Pouco saio de casa à noite. Por locomover-me com muletas, é mais complicado ficar zanzando pela cidade, especialmente nessa hora do dia, além de inseguro.

À convite de Heloísa, resolvi encarar um desafio e fui assistir a um show, aliás, O SHOW, “Bloco na rua”, do showman Ney Matogrosso.

Luiz Thadeu e Heloísa

Noite de sábado, 18/11. Multicenter Sebrae, em São Luís, minha Ilha do Amor.

Chego cedo, estaciono o carro no local para pessoa com deficiência. Me encaminho para a bilheteria, mostro o QRcode do ingresso. Sou conduzido pela produção para um lugar reservado às pessoas da minha tribo. Sento-me em frente ao palco.

O multifacetado, Ney Matogrosso, está em turnê pelo Brasil com “Bloco na rua”, desde 2019. Ficou parado no período pandêmico, e retornou quando Ney completou 80 anos.

Luzes apagadas, silêncio na platéia lotada. Acendem-se as luzes e surge Ney, de costas, com o figurino de Lino Villaventura, em dourado, colado ao corpo.

Como uma lagartixa, corpo esguio, exalando sensualidade aos 82 anos, começa cantando, a bela canção de Sérgio Sampaio.

“Há quem diga que eu dormi de touca/Que eu perdi a boca/Que eu fugi da briga….

Há quem diga que eu não sei de nada/Que eu não sou de nada/Que eu não peço desculpas/Que eu não tenho culpa/Mas que eu dei bobeira…

Eu quero é botar meu bloco na rua/Gingar, pra dar e vender……

Eu quero todo mundo neste carnaval”.

Pronto, agora é só alegria; durante duas horas e meia Ney hipnotiza a plateia, que em êxtase responde, cantando, gritando, chamando-o de lindo, gostoso, por homens e mulheres. Com performance de um garoto, requebra o tempo todo, e vai enfileirando sucessos conhecidos: Jardim da Babilônia (Rita Lee), Pavão misterioso (Eduardo), A maçã (Raul Seixas), Homem com H, Sangue Latino, que o projetou com o grupo Secos e Molhados, nos anos 70. Ao todo, Ney cantou e interpretou vinte músicas.
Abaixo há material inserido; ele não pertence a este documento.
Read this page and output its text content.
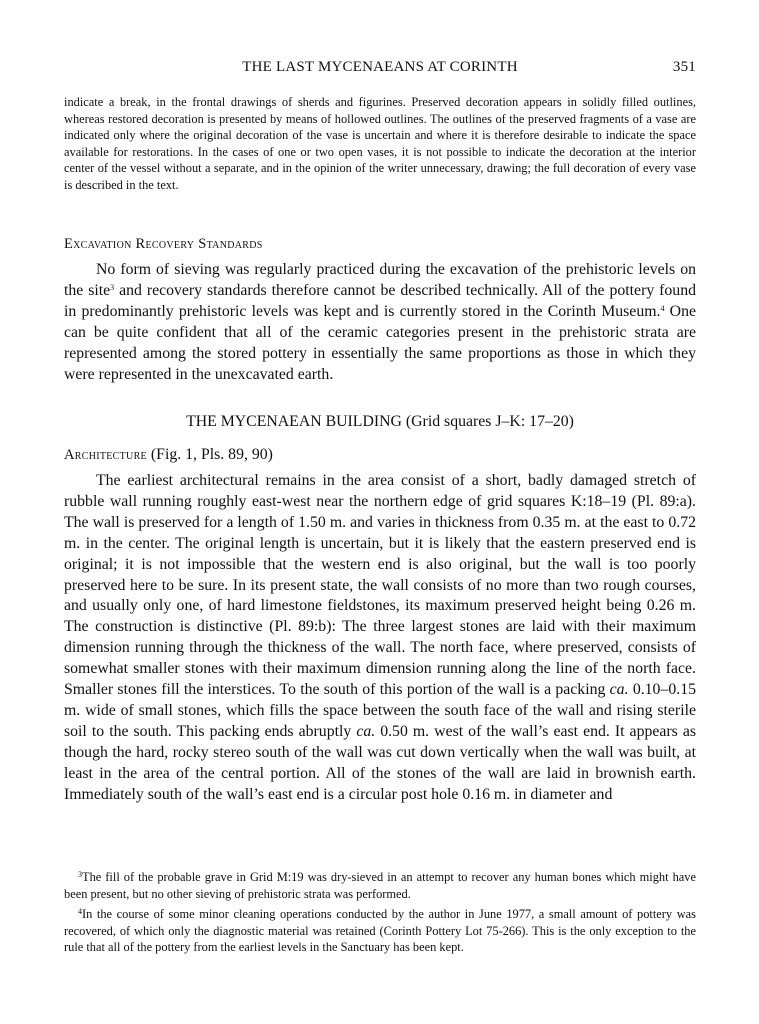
THE LAST MYCENAEANS AT CORINTH	351

indicate a break, in the frontal drawings of sherds and figurines. Preserved decoration appears in solidly filled outlines, whereas restored decoration is presented by means of hollowed outlines. The outlines of the preserved fragments of a vase are indicated only where the original decoration of the vase is uncertain and where it is therefore desirable to indicate the space available for restorations. In the cases of one or two open vases, it is not possible to indicate the decoration at the interior center of the vessel without a separate, and in the opinion of the writer unnecessary, drawing; the full decoration of every vase is described in the text.

Excavation Recovery Standards

No form of sieving was regularly practiced during the excavation of the prehistoric levels on the site$^3$ and recovery standards therefore cannot be described technically. All of the pottery found in predominantly prehistoric levels was kept and is currently stored in the Corinth Museum.$^4$ One can be quite confident that all of the ceramic categories present in the prehistoric strata are represented among the stored pottery in essentially the same proportions as those in which they were represented in the unexcavated earth.

THE MYCENAEAN BUILDING (Grid squares J–K: 17–20)
Architecture (Fig. 1, Pls. 89, 90)

The earliest architectural remains in the area consist of a short, badly damaged stretch of rubble wall running roughly east-west near the northern edge of grid squares K:18–19 (Pl. 89:a). The wall is preserved for a length of 1.50 m. and varies in thickness from 0.35 m. at the east to 0.72 m. in the center. The original length is uncertain, but it is likely that the eastern preserved end is original; it is not impossible that the western end is also original, but the wall is too poorly preserved here to be sure. In its present state, the wall consists of no more than two rough courses, and usually only one, of hard limestone fieldstones, its maximum preserved height being 0.26 m. The construction is distinctive (Pl. 89:b): The three largest stones are laid with their maximum dimension running through the thickness of the wall. The north face, where preserved, consists of somewhat smaller stones with their maximum dimension running along the line of the north face. Smaller stones fill the interstices. To the south of this portion of the wall is a packing ca. 0.10–0.15 m. wide of small stones, which fills the space between the south face of the wall and rising sterile soil to the south. This packing ends abruptly ca. 0.50 m. west of the wall’s east end. It appears as though the hard, rocky stereo south of the wall was cut down vertically when the wall was built, at least in the area of the central portion. All of the stones of the wall are laid in brownish earth. Immediately south of the wall’s east end is a circular post hole 0.16 m. in diameter and

$^3$The fill of the probable grave in Grid M:19 was dry-sieved in an attempt to recover any human bones which might have been present, but no other sieving of prehistoric strata was performed.

$^4$In the course of some minor cleaning operations conducted by the author in June 1977, a small amount of pottery was recovered, of which only the diagnostic material was retained (Corinth Pottery Lot 75-266). This is the only exception to the rule that all of the pottery from the earliest levels in the Sanctuary has been kept.
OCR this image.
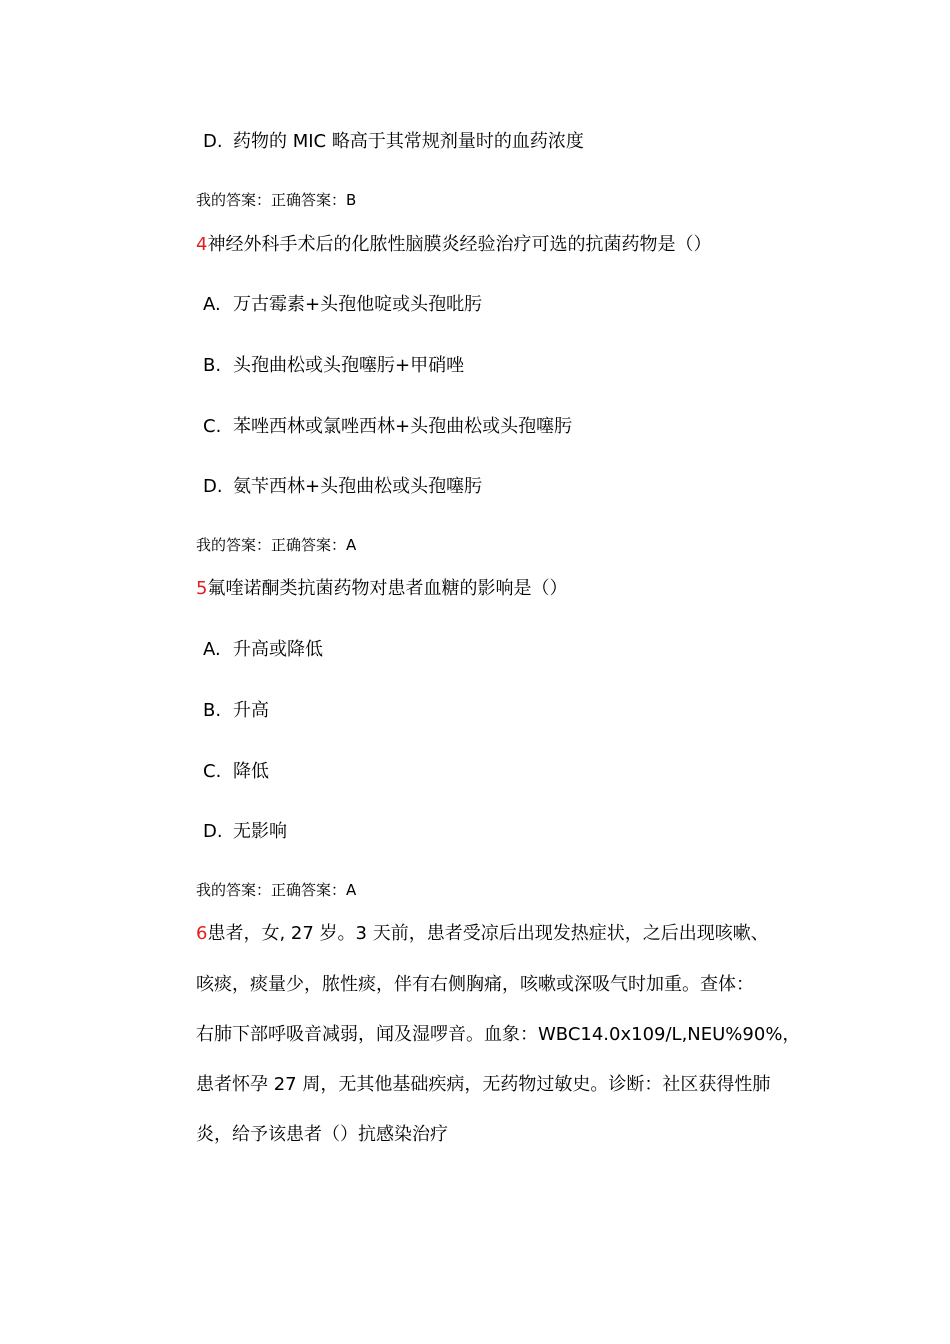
D. 药物的 MIC 略高于其常规剂量时的血药浓度
我的答案：正确答案：B
4神经外科手术后的化脓性脑膜炎经验治疗可选的抗菌药物是（）
A. 万古霉素+头孢他啶或头孢吡肟
B. 头孢曲松或头孢噻肟+甲硝唑
C. 苯唑西林或氯唑西林+头孢曲松或头孢噻肟
D. 氨苄西林+头孢曲松或头孢噻肟
我的答案：正确答案：A
5氟喹诺酮类抗菌药物对患者血糖的影响是（）
A. 升高或降低
B. 升高
C. 降低
D. 无影响
我的答案：正确答案：A
6患者，女, 27 岁。3 天前，患者受凉后出现发热症状，之后出现咳嗽、
咳痰，痰量少，脓性痰，伴有右侧胸痛，咳嗽或深吸气时加重。查体：
右肺下部呼吸音减弱，闻及湿啰音。血象：WBC14.0x109/L,NEU%90%，
患者怀孕 27 周，无其他基础疾病，无药物过敏史。诊断：社区获得性肺
炎，给予该患者（）抗感染治疗
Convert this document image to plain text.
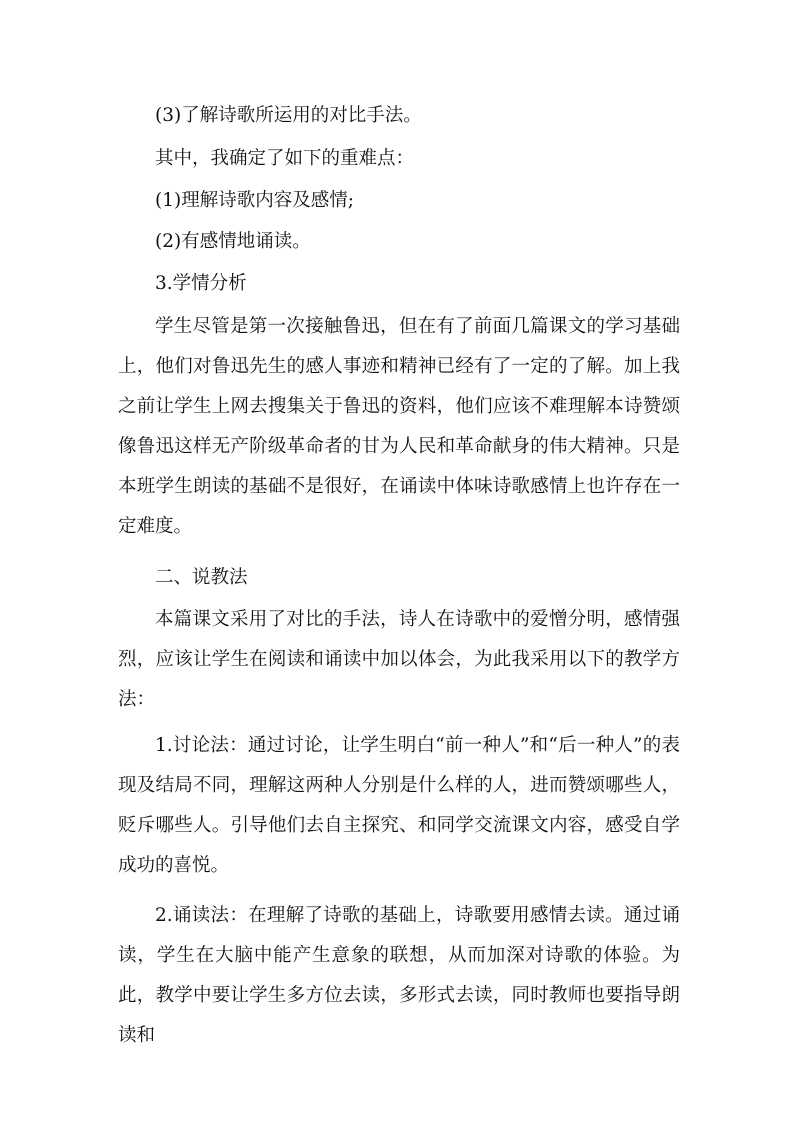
(3)了解诗歌所运用的对比手法。

其中，我确定了如下的重难点：

(1)理解诗歌内容及感情;

(2)有感情地诵读。

3.学情分析

学生尽管是第一次接触鲁迅，但在有了前面几篇课文的学习基础上，他们对鲁迅先生的感人事迹和精神已经有了一定的了解。加上我之前让学生上网去搜集关于鲁迅的资料，他们应该不难理解本诗赞颂像鲁迅这样无产阶级革命者的甘为人民和革命献身的伟大精神。只是本班学生朗读的基础不是很好，在诵读中体味诗歌感情上也许存在一定难度。

二、说教法

本篇课文采用了对比的手法，诗人在诗歌中的爱憎分明，感情强烈，应该让学生在阅读和诵读中加以体会，为此我采用以下的教学方法：

1.讨论法：通过讨论，让学生明白“前一种人”和“后一种人”的表现及结局不同，理解这两种人分别是什么样的人，进而赞颂哪些人，贬斥哪些人。引导他们去自主探究、和同学交流课文内容，感受自学成功的喜悦。

2.诵读法：在理解了诗歌的基础上，诗歌要用感情去读。通过诵读，学生在大脑中能产生意象的联想，从而加深对诗歌的体验。为此，教学中要让学生多方位去读，多形式去读，同时教师也要指导朗读和
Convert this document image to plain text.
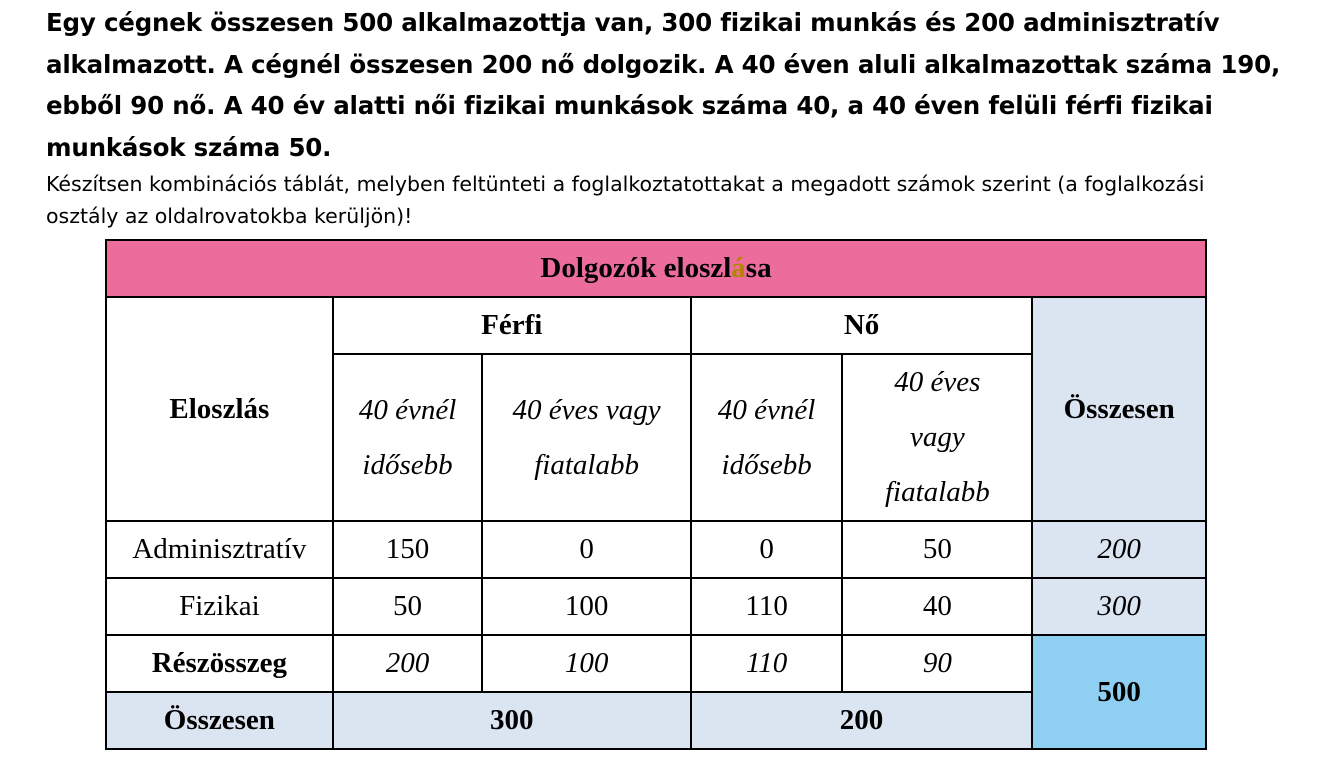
Egy cégnek összesen 500 alkalmazottja van, 300 fizikai munkás és 200 adminisztratív alkalmazott. A cégnél összesen 200 nő dolgozik. A 40 éven aluli alkalmazottak száma 190, ebből 90 nő. A 40 év alatti női fizikai munkások száma 40, a 40 éven felüli férfi fizikai munkások száma 50.

Készítsen kombinációs táblát, melyben feltünteti a foglalkoztatottakat a megadott számok szerint (a foglalkozási osztály az oldalrovatokba kerüljön)!

Dolgozók eloszlása					
Eloszlás	Férfi		Nő		Összesen
	40 évnél idősebb	40 éves vagy fiatalabb	40 évnél idősebb	40 éves vagy fiatalabb	
Adminisztratív	150	0	0	50	200
Fizikai	50	100	110	40	300
Részösszeg	200	100	110	90	500
Összesen	300		200		
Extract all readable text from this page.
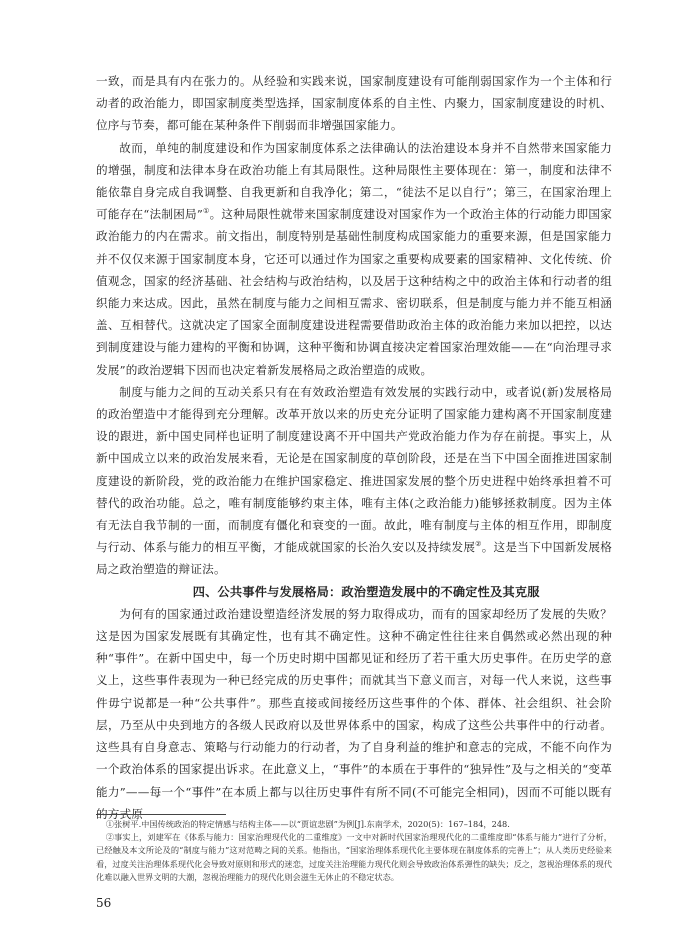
一致，而是具有内在张力的。从经验和实践来说，国家制度建设有可能削弱国家作为一个主体和行动者的政治能力，即国家制度类型选择，国家制度体系的自主性、内聚力，国家制度建设的时机、位序与节奏，都可能在某种条件下削弱而非增强国家能力。

故而，单纯的制度建设和作为国家制度体系之法律确认的法治建设本身并不自然带来国家能力的增强，制度和法律本身在政治功能上有其局限性。这种局限性主要体现在：第一，制度和法律不能依靠自身完成自我调整、自我更新和自我净化；第二，“徒法不足以自行”；第三，在国家治理上可能存在“法制困局”①。这种局限性就带来国家制度建设对国家作为一个政治主体的行动能力即国家政治能力的内在需求。前文指出，制度特别是基础性制度构成国家能力的重要来源，但是国家能力并不仅仅来源于国家制度本身，它还可以通过作为国家之重要构成要素的国家精神、文化传统、价值观念，国家的经济基础、社会结构与政治结构，以及居于这种结构之中的政治主体和行动者的组织能力来达成。因此，虽然在制度与能力之间相互需求、密切联系，但是制度与能力并不能互相涵盖、互相替代。这就决定了国家全面制度建设进程需要借助政治主体的政治能力来加以把控，以达到制度建设与能力建构的平衡和协调，这种平衡和协调直接决定着国家治理效能——在“向治理寻求发展”的政治逻辑下因而也决定着新发展格局之政治塑造的成败。

制度与能力之间的互动关系只有在有效政治塑造有效发展的实践行动中，或者说(新)发展格局的政治塑造中才能得到充分理解。改革开放以来的历史充分证明了国家能力建构离不开国家制度建设的跟进，新中国史同样也证明了制度建设离不开中国共产党政治能力作为存在前提。事实上，从新中国成立以来的政治发展来看，无论是在国家制度的草创阶段，还是在当下中国全面推进国家制度建设的新阶段，党的政治能力在维护国家稳定、推进国家发展的整个历史进程中始终承担着不可替代的政治功能。总之，唯有制度能够约束主体，唯有主体(之政治能力)能够拯救制度。因为主体有无法自我节制的一面，而制度有僵化和衰变的一面。故此，唯有制度与主体的相互作用，即制度与行动、体系与能力的相互平衡，才能成就国家的长治久安以及持续发展②。这是当下中国新发展格局之政治塑造的辩证法。

四、公共事件与发展格局：政治塑造发展中的不确定性及其克服

为何有的国家通过政治建设塑造经济发展的努力取得成功，而有的国家却经历了发展的失败？这是因为国家发展既有其确定性，也有其不确定性。这种不确定性往往来自偶然或必然出现的种种“事件”。在新中国史中，每一个历史时期中国都见证和经历了若干重大历史事件。在历史学的意义上，这些事件表现为一种已经完成的历史事件；而就其当下意义而言，对每一代人来说，这些事件毋宁说都是一种“公共事件”。那些直接或间接经历这些事件的个体、群体、社会组织、社会阶层，乃至从中央到地方的各级人民政府以及世界体系中的国家，构成了这些公共事件中的行动者。这些具有自身意志、策略与行动能力的行动者，为了自身利益的维护和意志的完成，不能不向作为一个政治体系的国家提出诉求。在此意义上，“事件”的本质在于事件的“独异性”及与之相关的“变革能力”——每一个“事件”在本质上都与以往历史事件有所不同(不可能完全相同)，因而不可能以既有的方式原

①张树平.中国传统政治的特定情感与结构主体——以“贾谊悲剧”为例[J].东南学术，2020(5)：167–184，248.

②事实上，刘建军在《体系与能力：国家治理现代化的二重维度》一文中对新时代国家治理现代化的二重维度即“体系与能力”进行了分析，已经触及本文所论及的“制度与能力”这对范畴之间的关系。他指出，“国家治理体系现代化主要体现在制度体系的完善上”；从人类历史经验来看，过度关注治理体系现代化会导致对原则和形式的迷恋，过度关注治理能力现代化则会导致政治体系弹性的缺失；反之，忽视治理体系的现代化难以融入世界文明的大潮，忽视治理能力的现代化则会滋生无休止的不稳定状态。

56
Este foi o quarto show que tive o prazer e privilégio de assistir, esse que é o maior showman do país. Antes tinha assistido a shows no Rio, Fortaleza e aqui em São Luís, ainda nos anos 90. Eram shows mais performáticos, com muitos figurinos.

Símbolo da liberdade com suas maquiagens e figurinos ousados ao se apresentar — isso desde os anos do regime militar — esse filho de um oficial do exército sabe que abriu muitas portas, mas discreto, prefere não vestir rótulo. Durante o show falou pouco, deu “boa noite, São Luís”, e fez com maestria o que sabe fazer: cantar, encantar e hipnotizar o público. Ney não faz discurso sobre sua opção sexual, sobre sua idade, sobre cor da pele, falas tão afeitas a um público pseudo-politizado. Por sua maneira de pensar e falar, Ney é cancelado pelos esquerdopatas.

Ele simplesmente segue vivendo, aproveitando o que a vida tem de melhor. Fez do tempo um aliado, e aos 82 anos, com mãe viva — em outubro, dona Beita Pereira completou 101 anos — esse mato-grossense de Bela Vista segue faceiro e serelepe. Perguntado em uma entrevista qual o segredo de tamanha vitalidade, respondeu: “Comer pouco, dormir bem e fazer o que gosta”. Eu acrescentaria “amar a vida”.

Sem precisar mostrar a bunda, como tantos artistas brasileiros, esse ex-integrante da banda “Secos e molhados”, foi eleito pela revista Rolling Stone, com a “terceira maior voz brasileira em todos os tempos”.

Ney de Souza Pereira, deu seu recado, cantando, dançando, rebolando, encantando, como uma lagartixa dourada, e terminou o show dizendo que aquela noite foi “inenarrável”. Agradeceu ao público, as luzes se apagaram, e Ney Matogrosso saiu de cena.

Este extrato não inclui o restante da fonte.